In These Few Ships Consisted
All The Maritime Forces Which Could Have Been Opposed To Foreign
Invasion.
All this Galvez laid before the Junta, there being present the
commandant of the department and the army officers and pilots who
chanced to be there.
It was resolved to send an expedition by sea in the
San Carlos and San Antonio, and orders were made to prepare the ships,
while Galvez proceeded to the peninsula to attend to the gathering of
supplies and provisions. All the missions of Lower California were laid
under contribution of vestments and sacred vessels for the new missions
to be established, also dried fruits, wine, oil, riding horses and mule
herd; for Galvez had decided to supplement the maritime expedition by
one by land, lest the infinite risks and dangers attending a long
sea-voyage should render the attempt abortive. The governor, Don Gaspar
de Portola, volunteered to lead the expedition, and he was named
commander-in-chief. Don Fernando de Rivera y Moncado, captain of the
presidio of Loreto, was appointed second in command. The troops were
composed of forty cavalrymen from the presidio of Loreto in Lower
California, under Rivera, and twenty-five infantrymen of the compania
franca of Catalonia, under Lieutenant Don Pedro Fages. To the presidial
troops were joined thirty Christian Indians from the missions, armed
with bows and arrows. These were intended for the land expedition. The
mission of Santa Maria, the northernmost mission on the peninsula, was
the rendezvous of the land forces, and from Loreto four lighters loaded
with provisions for the land expedition were sent up the gulf to the bay
of San Luis Gonzaga, the nearest point to the mission of Santa Maria,
whither also went by land the troops, muleteers, and vaqueros, with the
herd of every sort. Finding insufficient pasturage for the cattle at
Santa Maria, they advanced to Velicata, some thirty miles distant, and
here was assembled the land expedition. In addition to the officers
named, Don Miguel Costanso, ensign of royal engineers, was ordered to
join the expedition as cosmographer and diarist, and Don Pedro Prat was
appointed physician. To minister to the soldiers and take charge of the
missions to be established in the new land, the following missionary
priests, all of the college of San Fernando in Mexico, were named to
accompany the expedition. Fray Junipero Serra, appointed president of
the missions of Alta California, Fray Juan Crespi, Fray Fernando Parron,
Fray Juan Vizcaino, and Fray Francisco Gomez.

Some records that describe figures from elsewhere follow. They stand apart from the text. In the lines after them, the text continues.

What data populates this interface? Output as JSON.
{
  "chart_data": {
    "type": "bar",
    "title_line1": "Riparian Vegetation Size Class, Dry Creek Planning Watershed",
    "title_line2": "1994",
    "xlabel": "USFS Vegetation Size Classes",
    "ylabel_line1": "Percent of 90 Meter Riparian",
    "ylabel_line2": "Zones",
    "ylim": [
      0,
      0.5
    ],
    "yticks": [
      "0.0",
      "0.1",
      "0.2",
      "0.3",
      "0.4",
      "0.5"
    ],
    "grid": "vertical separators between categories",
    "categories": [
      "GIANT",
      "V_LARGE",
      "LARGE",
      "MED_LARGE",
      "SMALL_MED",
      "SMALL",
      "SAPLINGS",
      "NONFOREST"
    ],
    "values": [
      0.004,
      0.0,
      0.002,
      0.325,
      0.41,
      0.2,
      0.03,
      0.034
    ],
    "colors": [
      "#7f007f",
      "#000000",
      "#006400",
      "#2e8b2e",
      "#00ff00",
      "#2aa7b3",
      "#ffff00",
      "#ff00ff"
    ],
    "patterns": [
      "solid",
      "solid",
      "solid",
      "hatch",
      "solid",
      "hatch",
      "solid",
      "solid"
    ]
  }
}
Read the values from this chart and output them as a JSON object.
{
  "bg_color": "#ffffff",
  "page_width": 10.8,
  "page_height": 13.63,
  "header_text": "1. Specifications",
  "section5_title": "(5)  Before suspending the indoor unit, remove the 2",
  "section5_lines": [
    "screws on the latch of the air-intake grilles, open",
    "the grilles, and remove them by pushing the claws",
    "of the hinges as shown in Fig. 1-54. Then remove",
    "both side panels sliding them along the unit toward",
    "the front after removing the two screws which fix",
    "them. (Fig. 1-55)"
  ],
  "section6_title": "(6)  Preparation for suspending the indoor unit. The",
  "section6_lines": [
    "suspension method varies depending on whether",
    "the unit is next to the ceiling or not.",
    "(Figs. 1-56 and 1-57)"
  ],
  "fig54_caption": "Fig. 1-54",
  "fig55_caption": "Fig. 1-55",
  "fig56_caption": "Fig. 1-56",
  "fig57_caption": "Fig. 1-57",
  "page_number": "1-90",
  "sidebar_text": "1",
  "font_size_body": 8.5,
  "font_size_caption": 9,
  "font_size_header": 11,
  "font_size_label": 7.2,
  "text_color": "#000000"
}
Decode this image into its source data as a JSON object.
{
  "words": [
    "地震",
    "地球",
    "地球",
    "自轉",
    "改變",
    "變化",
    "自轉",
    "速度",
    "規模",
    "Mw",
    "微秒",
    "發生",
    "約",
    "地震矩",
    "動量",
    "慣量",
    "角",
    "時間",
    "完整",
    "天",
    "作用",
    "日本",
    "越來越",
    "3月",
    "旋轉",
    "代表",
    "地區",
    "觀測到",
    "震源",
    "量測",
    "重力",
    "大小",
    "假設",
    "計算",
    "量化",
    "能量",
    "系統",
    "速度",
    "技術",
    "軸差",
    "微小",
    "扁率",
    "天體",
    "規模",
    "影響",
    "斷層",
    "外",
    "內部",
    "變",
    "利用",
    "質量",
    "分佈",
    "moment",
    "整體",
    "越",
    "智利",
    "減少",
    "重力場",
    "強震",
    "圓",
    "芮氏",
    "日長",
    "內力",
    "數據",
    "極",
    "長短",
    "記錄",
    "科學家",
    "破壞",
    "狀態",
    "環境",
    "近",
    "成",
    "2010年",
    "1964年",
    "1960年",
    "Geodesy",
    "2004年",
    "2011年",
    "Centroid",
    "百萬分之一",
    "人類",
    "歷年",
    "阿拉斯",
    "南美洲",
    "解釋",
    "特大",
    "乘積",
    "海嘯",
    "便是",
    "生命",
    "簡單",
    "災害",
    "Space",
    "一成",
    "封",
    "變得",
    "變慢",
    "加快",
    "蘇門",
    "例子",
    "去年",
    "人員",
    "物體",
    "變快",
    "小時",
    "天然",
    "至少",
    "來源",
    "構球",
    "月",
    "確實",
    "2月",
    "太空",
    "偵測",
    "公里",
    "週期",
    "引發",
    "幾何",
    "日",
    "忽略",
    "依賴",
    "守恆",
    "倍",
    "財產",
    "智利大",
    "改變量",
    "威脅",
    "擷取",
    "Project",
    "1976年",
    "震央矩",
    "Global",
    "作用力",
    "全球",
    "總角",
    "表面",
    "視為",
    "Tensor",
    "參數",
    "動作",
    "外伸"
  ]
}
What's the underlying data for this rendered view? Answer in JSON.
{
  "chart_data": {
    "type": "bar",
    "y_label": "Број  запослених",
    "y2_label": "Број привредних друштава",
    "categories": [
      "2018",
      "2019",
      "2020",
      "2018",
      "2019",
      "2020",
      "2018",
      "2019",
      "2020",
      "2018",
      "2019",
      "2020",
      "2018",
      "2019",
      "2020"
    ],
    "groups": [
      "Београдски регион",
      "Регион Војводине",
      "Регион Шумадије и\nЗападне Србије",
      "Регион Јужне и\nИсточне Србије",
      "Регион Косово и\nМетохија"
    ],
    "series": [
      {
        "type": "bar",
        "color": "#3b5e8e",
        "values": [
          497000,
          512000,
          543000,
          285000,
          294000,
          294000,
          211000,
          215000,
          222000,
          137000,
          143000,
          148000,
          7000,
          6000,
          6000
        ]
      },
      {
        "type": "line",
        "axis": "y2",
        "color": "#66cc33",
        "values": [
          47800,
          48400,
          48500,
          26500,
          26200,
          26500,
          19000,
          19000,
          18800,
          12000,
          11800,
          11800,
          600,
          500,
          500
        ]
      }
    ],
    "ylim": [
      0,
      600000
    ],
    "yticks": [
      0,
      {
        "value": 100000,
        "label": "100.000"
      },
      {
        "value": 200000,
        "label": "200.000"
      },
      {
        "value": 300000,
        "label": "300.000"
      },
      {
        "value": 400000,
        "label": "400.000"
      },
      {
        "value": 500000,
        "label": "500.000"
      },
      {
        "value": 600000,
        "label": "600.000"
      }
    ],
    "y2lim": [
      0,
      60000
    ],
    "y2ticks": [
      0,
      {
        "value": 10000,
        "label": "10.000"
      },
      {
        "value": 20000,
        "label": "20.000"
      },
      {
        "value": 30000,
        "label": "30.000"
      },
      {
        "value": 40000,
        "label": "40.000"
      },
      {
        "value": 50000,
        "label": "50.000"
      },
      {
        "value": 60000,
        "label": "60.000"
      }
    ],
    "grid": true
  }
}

On the 6th of January, 1769, at the port of La Paz, the San Carlos was
loaded and ready for sea. The venerable Father Junipero Serra sang mass
aboard her, and with other devotional exercises blessed the ship and the
standards. The visitador named the Senor San Jose patron of the
expedition, and in a fervent exhortation, kindled the spirits of those
about to sail. These were Don Pedro Fages, with his twenty-five Catalans
of the 1st batallion 2d regiment, Voluntarios de Cataluna, Alferez
Miguel Costanso, Surgeon Don Pedro Prat, and Padre Fernando Parron.